You are correct. It would fill only 25 percent of the seats. According to Amtrak's latest numbers, ridership is down more than 80 percent, so the 50 percent booking level may be a target that is rarely achieved.
On a Superliner, even if the company sold every window seat, there probably is six feet or more from widow seat to window seat across the aisle. I am not sure how much distance exists between the rows, but it is significant. So, the company probably could sell every window seat without greatly compromising the "social distancing" recommendations.
The statistics re: COVID-19 are all over the place. WHO, CDC, John Hopkins, Texas Health and Human Services, etc. all report different statistics. John Hopkins as well as the media seem to be in a race to report the scariest statistics before anyone else. Even for a worse case scenario, the percentage of Americans that are likely to come down with COVID-19 is very low. And the percentage that are likely to die from it is even lower.
The concern is that even a small number of cases will overwhelm the health care system, which is apparently what has happened in New York City.
PJS1I am 80. My next cruise is scheduled for October. If it goes, which is problematic, I will be on it. I am not going to spend the rest of my life hunkered down in my house scared of my own shadow.
While I am not scared of my shadow, I am hunkered down in my house and hoping to not be a burden on an overloaded medical system. That is what concerns me, people who ignore their responsibility to society to not put the caregivers in jeopardy needlessly. Until the CDC announces it is ok to stop the shelter in place rules, I am resigned to try to cooperate. My wife and daughter are nurses and while they are not currently practicing, I respect what doctors and nurses are doing and they are needing the public's help to limit the burden they are faced with. If by your choices, you come in contact with a "spreader" (one that is asymptomatic but spreading the virus) and get infected, I am sure you would want medical care. What if it was not available because the medical providers were sick and dying? Think about it and do the best to NOT add to the problem.
Well said, Electroliner, but there is no real conflict between you and the previous poster. He is observing the rules as you are. The issue is whether Amtrak's policy goes far enough.
daveklepper Well said, Electroliner, but there is no real conflict between you and the previous poster.
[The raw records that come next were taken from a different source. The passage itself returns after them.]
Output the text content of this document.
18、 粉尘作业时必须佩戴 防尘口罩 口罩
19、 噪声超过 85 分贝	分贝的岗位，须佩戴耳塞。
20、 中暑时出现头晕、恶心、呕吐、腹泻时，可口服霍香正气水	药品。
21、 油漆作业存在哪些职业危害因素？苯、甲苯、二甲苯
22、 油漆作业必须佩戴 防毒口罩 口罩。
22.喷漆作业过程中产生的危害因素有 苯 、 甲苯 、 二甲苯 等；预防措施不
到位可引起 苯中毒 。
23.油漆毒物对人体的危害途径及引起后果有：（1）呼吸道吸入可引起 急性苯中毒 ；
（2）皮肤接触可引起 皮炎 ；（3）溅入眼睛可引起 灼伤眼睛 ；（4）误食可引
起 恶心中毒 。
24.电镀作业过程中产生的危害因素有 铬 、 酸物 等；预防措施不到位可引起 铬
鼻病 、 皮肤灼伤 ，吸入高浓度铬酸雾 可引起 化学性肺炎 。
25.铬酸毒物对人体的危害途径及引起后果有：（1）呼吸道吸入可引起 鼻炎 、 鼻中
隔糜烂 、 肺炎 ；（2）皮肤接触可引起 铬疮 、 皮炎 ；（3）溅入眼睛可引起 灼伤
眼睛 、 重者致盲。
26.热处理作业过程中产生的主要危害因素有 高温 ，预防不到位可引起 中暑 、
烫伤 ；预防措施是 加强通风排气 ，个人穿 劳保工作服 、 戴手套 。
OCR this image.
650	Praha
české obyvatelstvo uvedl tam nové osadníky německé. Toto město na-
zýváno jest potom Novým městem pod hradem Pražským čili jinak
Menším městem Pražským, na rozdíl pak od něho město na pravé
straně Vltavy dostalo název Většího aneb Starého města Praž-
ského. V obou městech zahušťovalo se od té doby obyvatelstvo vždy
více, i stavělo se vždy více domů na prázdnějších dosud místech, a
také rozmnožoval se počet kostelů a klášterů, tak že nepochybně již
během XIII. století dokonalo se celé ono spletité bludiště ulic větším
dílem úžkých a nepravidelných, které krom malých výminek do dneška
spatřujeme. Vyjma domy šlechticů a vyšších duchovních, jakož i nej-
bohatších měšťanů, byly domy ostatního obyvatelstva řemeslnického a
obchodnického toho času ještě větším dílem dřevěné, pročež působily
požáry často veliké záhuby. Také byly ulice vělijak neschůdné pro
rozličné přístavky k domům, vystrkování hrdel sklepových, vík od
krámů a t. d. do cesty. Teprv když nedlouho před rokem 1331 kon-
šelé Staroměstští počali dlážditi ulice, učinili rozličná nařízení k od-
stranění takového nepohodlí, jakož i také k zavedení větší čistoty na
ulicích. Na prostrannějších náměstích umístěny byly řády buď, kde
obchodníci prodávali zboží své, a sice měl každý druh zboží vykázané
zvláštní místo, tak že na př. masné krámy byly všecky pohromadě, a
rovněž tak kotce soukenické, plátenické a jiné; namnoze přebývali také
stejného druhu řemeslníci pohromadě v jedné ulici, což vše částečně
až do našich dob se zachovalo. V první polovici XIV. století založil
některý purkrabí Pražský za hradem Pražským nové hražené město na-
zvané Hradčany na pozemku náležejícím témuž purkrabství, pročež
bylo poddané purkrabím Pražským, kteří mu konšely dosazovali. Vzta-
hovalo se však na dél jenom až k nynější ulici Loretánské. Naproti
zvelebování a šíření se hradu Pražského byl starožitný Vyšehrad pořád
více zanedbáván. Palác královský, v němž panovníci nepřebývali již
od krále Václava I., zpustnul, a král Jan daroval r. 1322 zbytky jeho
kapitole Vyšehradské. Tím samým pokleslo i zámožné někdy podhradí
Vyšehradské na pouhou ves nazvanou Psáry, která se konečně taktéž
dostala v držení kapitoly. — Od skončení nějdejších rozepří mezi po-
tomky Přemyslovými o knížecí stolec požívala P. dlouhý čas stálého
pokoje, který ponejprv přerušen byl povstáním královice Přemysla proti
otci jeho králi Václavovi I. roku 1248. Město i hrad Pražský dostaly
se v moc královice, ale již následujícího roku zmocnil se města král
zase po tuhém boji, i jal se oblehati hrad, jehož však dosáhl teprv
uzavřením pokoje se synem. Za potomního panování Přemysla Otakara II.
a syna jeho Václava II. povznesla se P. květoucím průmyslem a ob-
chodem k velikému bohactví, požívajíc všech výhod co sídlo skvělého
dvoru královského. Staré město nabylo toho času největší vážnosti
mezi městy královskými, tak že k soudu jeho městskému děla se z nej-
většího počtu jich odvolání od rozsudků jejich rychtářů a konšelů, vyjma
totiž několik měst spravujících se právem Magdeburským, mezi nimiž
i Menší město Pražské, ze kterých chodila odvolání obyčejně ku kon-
He is observing the rules as you are. The issue is whether Amtrak's policy goes far enough.
I am wearing a bandana when out even though I know it is a fool's errand. But what the heck, most people don't know it. It is a railroad bandana, so maybe when this thing blows over I'll go with Butch and Sundance to hit the Flyer.
Asthmatics have the ability to aersol the virus via the use of their inhaler spray. Once in an aersol the virus can travel quite a distance on the air and they have found where the aersol has floated from upstairs to downstairs in a home to infect someone else quite a distance apart. Also, several health care workers were infected this way.
Who was that MASKED MAN? Sorry PJS1. My Granddaughter who is working on her masters degree in epidemiology, has sewed me a nice mask for when and if I go out of the house. I am fortunate to have my children and grandchildren living near me and doing the grocery shopping for us.
I over reacted. Maybe a little stir crazy. I want this pandemic to end. I've had it with those who don't want to "hunker down" and insist that their right to congregate is absolute. (Not you) The mayor of Chicago is trying hard to break up the people who insist on going out in groups and potentially adding to the problem. And as I said the medical community needs people to stop exposing themselves to the virus. I hope that the projections that this sheltering is taking effect and the trend is downward are real and that you will be able to take your cruise in October. Though with what has happened on Cruise Ships this year, are you sure that you will be comfortable getting on one? And let us all be able to return to "normal" life way before October when I become 85.